Vivíamos en una casa
grande de construcción colonial, un cuerpo de casa doble orientado
al sur y terminado en una imponente terraza de mármol blanco. A la
derecha unos escalones daban acceso a un umbrío jardín no menos
grande que la terraza, suelo de cantos rodados blancos y setos bajos
en los margenes con murete que cerraban todo el perímetro del
jardín. A la derecha del jardín una vivienda de dos plantas, el
bajo para el garaje y la superior para vivienda del servicio
doméstico. La puerta que daba entrada al jardín era de listones de
madera con un cerrojo de seguridad. Justo al lado un ventanal con
puerta daba acceso al garaje y a unas madrigueras para conejos. En la
planta primera de la vivienda de servicio se llegaba por una escalera
de caracol forjada en hierro colado, habitualmente vivían una o dos
mujeres con las que mantenía una buena relación, ya que yo era el
pequeño de la casa, y aunque no hablaba me comportaba con respeto y
cariño hacia ellas, y ellas hacia mi.
Bueno pues esos eran mis
territorios, todo mi tiempo libre lo pasaba en los rincones de mi
dichoso jardín, una veces amontonando los cantos rodados para hacer
defensas de mis misteriosas y fantásticas guerras,acompañados con
una generosa colección de soldados de plomos, que en mi fantasía
dirigían la victoria de los soldados buenos, limpios y generosos.
También revoloteaban por
el extenso jardín algunos pájaros, unos con las puntas de las alas
cortadas para que no pudieran volar, y otros enclaustrado en jaulas
grandes, llenas de balancines y de maderas donde reposaban la extensa
colección de canarios, jilgueros y algunos diminutos orientales.
Una familia muy cercana a
mis padres pidió dejar en nuestro jardín dos tórtolas turcas de
una variedad muy peculiar y de gran valor ornitológico, y para que
no salieran del recinto estaban sujetos por una cable sujetando una
de las patas.
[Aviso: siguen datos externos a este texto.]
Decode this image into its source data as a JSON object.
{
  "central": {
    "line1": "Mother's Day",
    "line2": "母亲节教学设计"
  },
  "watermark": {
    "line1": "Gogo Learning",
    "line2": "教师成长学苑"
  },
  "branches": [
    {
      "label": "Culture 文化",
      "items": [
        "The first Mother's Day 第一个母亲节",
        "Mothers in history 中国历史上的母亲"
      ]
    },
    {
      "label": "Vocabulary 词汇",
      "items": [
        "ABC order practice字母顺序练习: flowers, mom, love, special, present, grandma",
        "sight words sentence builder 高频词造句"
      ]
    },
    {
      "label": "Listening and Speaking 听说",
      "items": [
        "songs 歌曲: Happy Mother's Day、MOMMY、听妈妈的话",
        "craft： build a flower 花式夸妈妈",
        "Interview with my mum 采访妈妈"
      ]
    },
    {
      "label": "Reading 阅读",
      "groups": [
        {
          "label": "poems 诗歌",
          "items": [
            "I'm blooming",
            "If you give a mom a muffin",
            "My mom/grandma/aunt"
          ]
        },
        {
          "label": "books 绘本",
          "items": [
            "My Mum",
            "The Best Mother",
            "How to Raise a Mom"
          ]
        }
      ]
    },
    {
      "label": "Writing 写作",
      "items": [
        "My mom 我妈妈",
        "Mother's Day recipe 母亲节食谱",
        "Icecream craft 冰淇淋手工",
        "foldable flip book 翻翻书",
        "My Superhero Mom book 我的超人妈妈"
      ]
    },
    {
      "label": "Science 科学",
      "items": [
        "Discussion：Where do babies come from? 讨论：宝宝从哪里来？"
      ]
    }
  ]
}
A mi aquellos animales me gustaban poco, emitían un
sonido que me resultaba poco agradable, y el revoloteo es muy
escandaloso. Una mañana correteaba por el jardín y lancé una
piedra de tamaño mediano sin una finalidad determinada, pero con tan
mala fortuna que le di en la cabeza a una de las tórtolas que calló
fulminada. No podía creer lo que había organizado, me temblaban las
piernas y comencé a llorar, me acerqué al animal y al cogerlo la
cabeza se reclinó sobre uno de los lados. Miré en derredor y nadie
me había visto, la cogí en mis manos y me dí cuenta que aún
estaba caliente, le soplé sobre el pico y pareció moverse, insistí
varias veces y abrió los ojos, emitió un sonido más apagado de lo
habitual y comenzó a mover las alas. Le acuné con ambas manos y
parecía que cada vez mejoraba sus movimientos, le salpiqué unas
gotas de agua y continuo su mejoría, hasta un punto que se me escapó
de la manos y subió junto a su compañera. La observé durante un
rato largo y tenía un comportamiento normal, salvo unas sacudidas de
su cabeza de vez en cuando.
El día siguiente
desayune con prisa para ver la tórtola, la busqué en la rama de los
arboles, solo pude ver una con su canto peculiar. La otra estaba en
el suelo sobre los cantos rodados y sin ningún signo de vida. Cuando
la cogí estaba fría e inerte, su compañera no dejaba de emitir
gritos prolongado y muy intensos, yo tenía los ojos llenos de
lágrimas. Asustado por mi delito hipaba sin consuelo, sin contar
cuando mis padres se dieran cuenta del asesinato que había cometido.
Busqué una caja de zapatos y deposité el pájaro sobre un lecho de
hojas verdes y húmedas, después hice un agujero en un parterre de
cactus y enterré la caja.
Aquel medio día cuando
nos encontrábamos toda la familia dando cuenta del almuerzo, por
primera en mi vida abrí la boca y les conté con pelos y señales
los acontecimientos con la tórtola. Mis padres se levantaron y
cuando creía que me iban a dar un severo castigo, me abrazaron con
enormes signos de alegría, según me dijeron era la primera vez que
hablaba desde que se produjo mi nacimiento.